Era la faceta de Aviñón que se presentaba al público: belleza decadente.
Pero con ella llegaba el hedor omnipresente a aguas fecales, el más repugnante que había percibido en mi vida, como si bajo aquella capa rutilante de galas y colores la ciudad se estuviera pudriendo como un cadáver ataviado con elegancia en pleno verano.
Sobre la plataforma dorada, sentados cómodamente en los bancos almohadillados, había tres hombres. «Dos cuervos», como habría dicho mi Noni, dominicos con hábitos negros, las capuchas echadas hacia atrás para exhibir el forro blanco, y un pavo real, un gran cardenal con ropa talar de seda roja deslumbrante, ribeteada de armiño blanco en el cuello, los puños y el dobladillo. Atendiendo a la gravedad de su misión había desestimado el sombrero de ala ancha en favor de un simple gorro.
Dos cuervos y un pavo real. El pavo real era el Enemigo, y el cuervo más joven y apuesto, el futuro Enemigo.
Y entonces, como la Sybille niña que se había puesto de puntillas en el carro, vi por fin a mi Amado.
Un único prisionero, empujado por un guardia, subió a la berma. Era joven, casi esquelético debido a meses de encarcelamiento y hambre, entorpecido por grilletes y cadenas en los tobillos y las muñecas. Aunque su cuerpo estaba pavorosamente debilitado, su ánimo permanecía firme, pues aunque cada paso era una agonía, su porte revelaba orgullo.
¿Había sido alguna vez apuesto? Imposible decirlo, teniendo en cuenta la ira de Dios desatada sobre sus facciones. El puente de la nariz estaba medio aplastado entre los ojos, y se desviaba a la izquierda en un ángulo alarmante. La piel de esa zona tenía un tono púrpura. Las fosas nasales y el labio inferior estaban incrustados de sangre reseca.
Su visión me despertó una piedad indecible, pero no me separé de la Diosa. Albergué compasión por el inquisidor y la víctima, y esperé. Esperé instrucciones. Esta vez no iba a poner en peligro a mi Amado.
El prisionero fue conducido hasta el poste y sujeto a él. Las gavillas estaban amontonadas alrededor de sus rodillas, hasta la altura de las caderas.

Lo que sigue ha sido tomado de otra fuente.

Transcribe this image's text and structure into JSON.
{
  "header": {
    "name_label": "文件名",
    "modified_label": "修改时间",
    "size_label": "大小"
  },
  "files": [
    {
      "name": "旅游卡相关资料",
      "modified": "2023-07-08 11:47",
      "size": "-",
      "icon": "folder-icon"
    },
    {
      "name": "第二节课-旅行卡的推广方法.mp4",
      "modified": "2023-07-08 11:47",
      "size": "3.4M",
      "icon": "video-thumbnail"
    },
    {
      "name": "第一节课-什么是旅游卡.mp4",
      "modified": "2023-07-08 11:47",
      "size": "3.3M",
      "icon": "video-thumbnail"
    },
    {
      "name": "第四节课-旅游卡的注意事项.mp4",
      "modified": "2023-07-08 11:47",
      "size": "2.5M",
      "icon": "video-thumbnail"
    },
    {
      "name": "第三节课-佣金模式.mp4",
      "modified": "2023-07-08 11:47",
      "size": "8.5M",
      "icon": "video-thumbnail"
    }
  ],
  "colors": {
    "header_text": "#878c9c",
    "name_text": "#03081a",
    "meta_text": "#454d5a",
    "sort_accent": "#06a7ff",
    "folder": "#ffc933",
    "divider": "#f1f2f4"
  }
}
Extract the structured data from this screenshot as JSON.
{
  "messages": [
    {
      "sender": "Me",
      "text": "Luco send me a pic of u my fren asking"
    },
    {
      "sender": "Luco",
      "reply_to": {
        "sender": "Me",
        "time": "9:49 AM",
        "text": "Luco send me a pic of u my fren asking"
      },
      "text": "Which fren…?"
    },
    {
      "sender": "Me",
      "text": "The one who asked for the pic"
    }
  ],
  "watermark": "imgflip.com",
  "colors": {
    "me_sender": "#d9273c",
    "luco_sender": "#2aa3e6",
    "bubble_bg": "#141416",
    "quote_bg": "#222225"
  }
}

Y entonces el pavo real le formuló una pregunta:
– ¿Tienes alguna última cosa que decir?
– ¡Sí! -gritó el prisionero-. Lo que adoráis como Dios es en verdad un demonio, un demonio que controla vuestro mundo mediante el terror, y ciega vuestros ojos al verdadero Dios…
– ¡Guardias! -gritó el futuro Enemigo y, en respuesta, el guardia que escoltaba al prisionero le golpeó ferozmente con el pomo de la espada en la sien izquierda, y el mango casi le arranca el ojo.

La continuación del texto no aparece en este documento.